An insane capability to generalize
In our demo one can see that we trained Mr. Character only on Latin Alphabet. Why didn’t we use a richer data set?
This is because MENTAL has an insane capability to generalize.
MENTAL is founded in the theory of practopoiesis (Nikolić 2015)
Typically, one shot-training tasks for character recognition use the Omniglot training set, which consists of a total of 50 alphabets and 1623 different characters. A more challenging task and more useful technology is if AI can learn from a single data set. We posed that as the second one-shot challenge to our technology. Please read our “How does it work?” section for more details on our three-way one-shot challenge. To take on this challenge, we trained Mr. Character on the EMNIST data set that consist of only 47 different characters (build off of Latin alphabet and Arabic digits) having 2800 examples per character. That way we tested the generalization capabilities of our AI in the conditions that are much more human-like. No human needs be exposed to dozens of alphabets before being able to generalize to novel characters. Rather, a human is exposed to a limited set of symbols but a somewhat larger number of examples of those. This is how a useful AI should work. And this is exactly how our technology works.
Being able to learn to generalize from only 47 rather than from 1623 characters makes the generalization capabilities of Mr. Character 1623 / 47 = 34 times more effective than ‘competition’. When taking into account rotations of Omniglot character set (90°, 180°, 270°) that are often performed to even further expand the number of characters, this ratio becomes even bigger—Mr. Character becomes more than 100 times more effective.
Here is how MENTAL scores against other solutions to one-shot learning:
In the above graph, we compare MENTAL to other proposals to address one-shot learning: Hierarchical Bayesian (Lake et al. 2013), Siamese neural networks (Koch et al. 2015), Memory-Augmented Neural Network (Santoro et al. 2016), Matching Networks (Vinyals et al. 2016).

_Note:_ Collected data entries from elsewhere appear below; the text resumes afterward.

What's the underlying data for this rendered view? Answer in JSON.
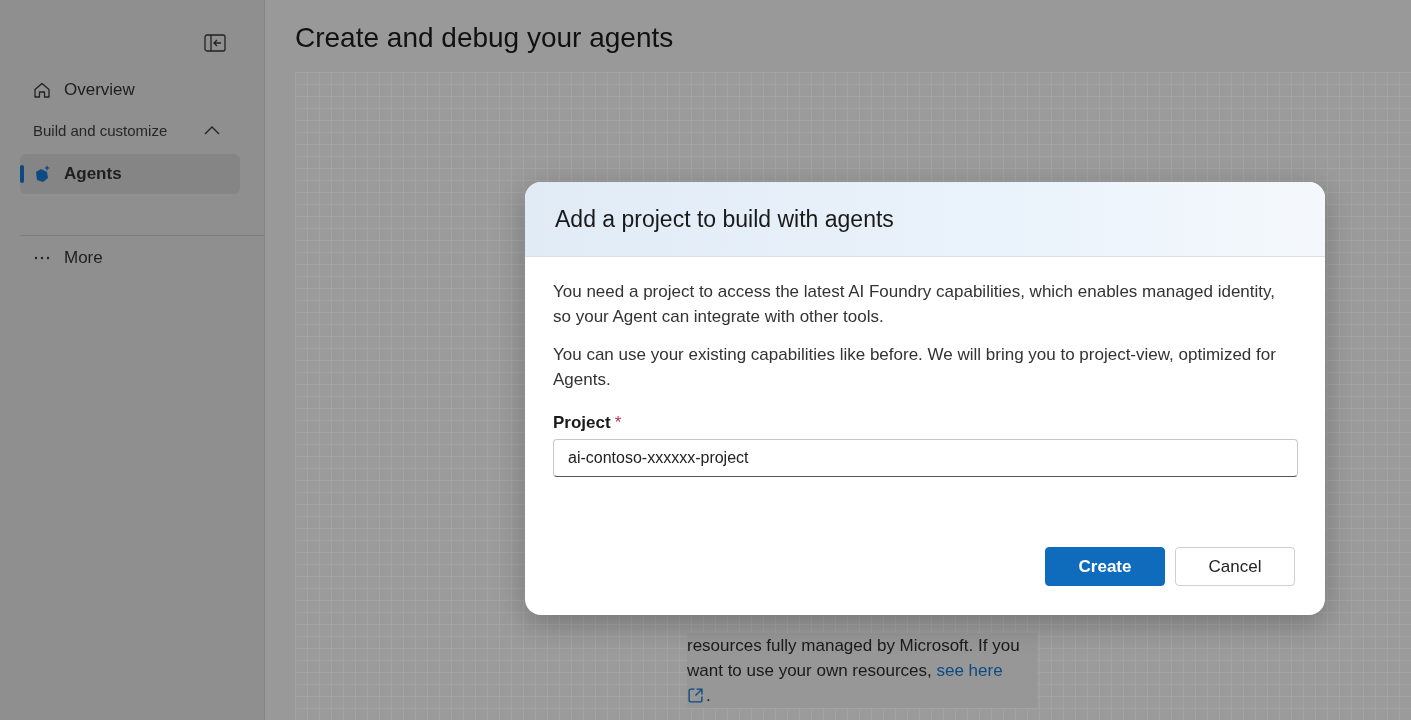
{
  "sidebar": {
    "items": [
      {
        "kind": "link",
        "label": "Overview",
        "selected": false
      },
      {
        "kind": "section",
        "label": "Build and customize",
        "expanded": true
      },
      {
        "kind": "link",
        "label": "Agents",
        "selected": true
      },
      {
        "kind": "divider"
      },
      {
        "kind": "link",
        "label": "More",
        "selected": false
      }
    ]
  },
  "page": {
    "title": "Create and debug your agents",
    "note": {
      "text": "resources fully managed by Microsoft. If you want to use your own resources, ",
      "link": "see here",
      "end": "."
    }
  },
  "dialog": {
    "title": "Add a project to build with agents",
    "paragraphs": [
      "You need a project to access the latest AI Foundry capabilities, which enables managed identity, so your Agent can integrate with other tools.",
      "You can use your existing capabilities like before. We will bring you to project-view, optimized for Agents."
    ],
    "field": {
      "label": "Project",
      "required_mark": "*",
      "value": "ai-contoso-xxxxxx-project"
    },
    "buttons": [
      {
        "label": "Create",
        "primary": true
      },
      {
        "label": "Cancel",
        "primary": false
      }
    ]
  }
}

As you can see, MENTAL works with a lot less variety in the training data. Hence, we dare stating that, in that respect, Mr. Character is two orders of magnitude more capable learner to generalize than are some other approaches considered to be state-of-the-art in one-shot learning.
Note that there is nothing that specializes our technology for learning characters. The technology can be applied to any problem.
But we are not done explaining how capable MENTAL is in generalizing. MENTAL can generalize to one-shot performance capability from data sets that contain already quite a small number of examples. Below you can see the training performance of a one-shot generalization test with only seven example categories. An agent was trained to generalize from Arabic digits 0 to 6, to one-shot learning of digits 7, 8, and 9. It achieved an impressive performance already after a single training epoch on three example images. 1000 new images were then recognized with an accuracy of ~80% correct:
Our technology can generalize from scarce data sets. There is no a pre-requirement for a special data sets such as Omniglot in order to take advantage of MENTAL technology.
Also, MENTAL performs much better than transfer learning. The reason is that MENTAL imposes inductive biases, while transfer learning does not. It is the correct inductive biases that make it so powerful. MENTAL learns the inductive biases suitable for a given domain.
If this doesn’t impress you, check out the following. Once trained to learn fast, MENTAL agents expand the new knolwedge quite widely. The domain within which the new problems can stay is surprisingly general. For example, after having trained Mr. Character on Latin letters, he was not only able to learn other writing systems in a single shot; he was able to learn in one shot acronyms like these ones:
and simple object drawings like these ones:
Don’t believe it? Check out the demo and challange Mr. Character with your own drawings.
MENTAL is the ideal enabling technology for AutoML.
Koch, G., Zemel, R., & Salakhutdinov, R. (2015). Siamese neural networks for one-shot image recognition. In ICML Deep Learning Workshop (Vol. 2).
Lake, B. M., Salakhutdinov, R., & Tenenbaum, J. B. (2015). Human-level concept learning through probabilistic program induction. Science, 350(6266), 1332-1338.
Nikolić, D. (2015). Practopoiesis: Or how life fosters a mind. Journal of theoretical biology, 373, 40-61.
Santoro, A., Bartunov, S., Botvinick, M., Wierstra, D., & Lillicrap, T. (2016). One-shot learning with memory-augmented neural networks. arXiv preprint arXiv:1605.06065.
Vinyals, O., Blundell, C., Lillicrap, T., & Wierstra, D. (2016). Matching networks for one shot learning. In Advances in Neural Information Processing Systems (pp. 3630-3638).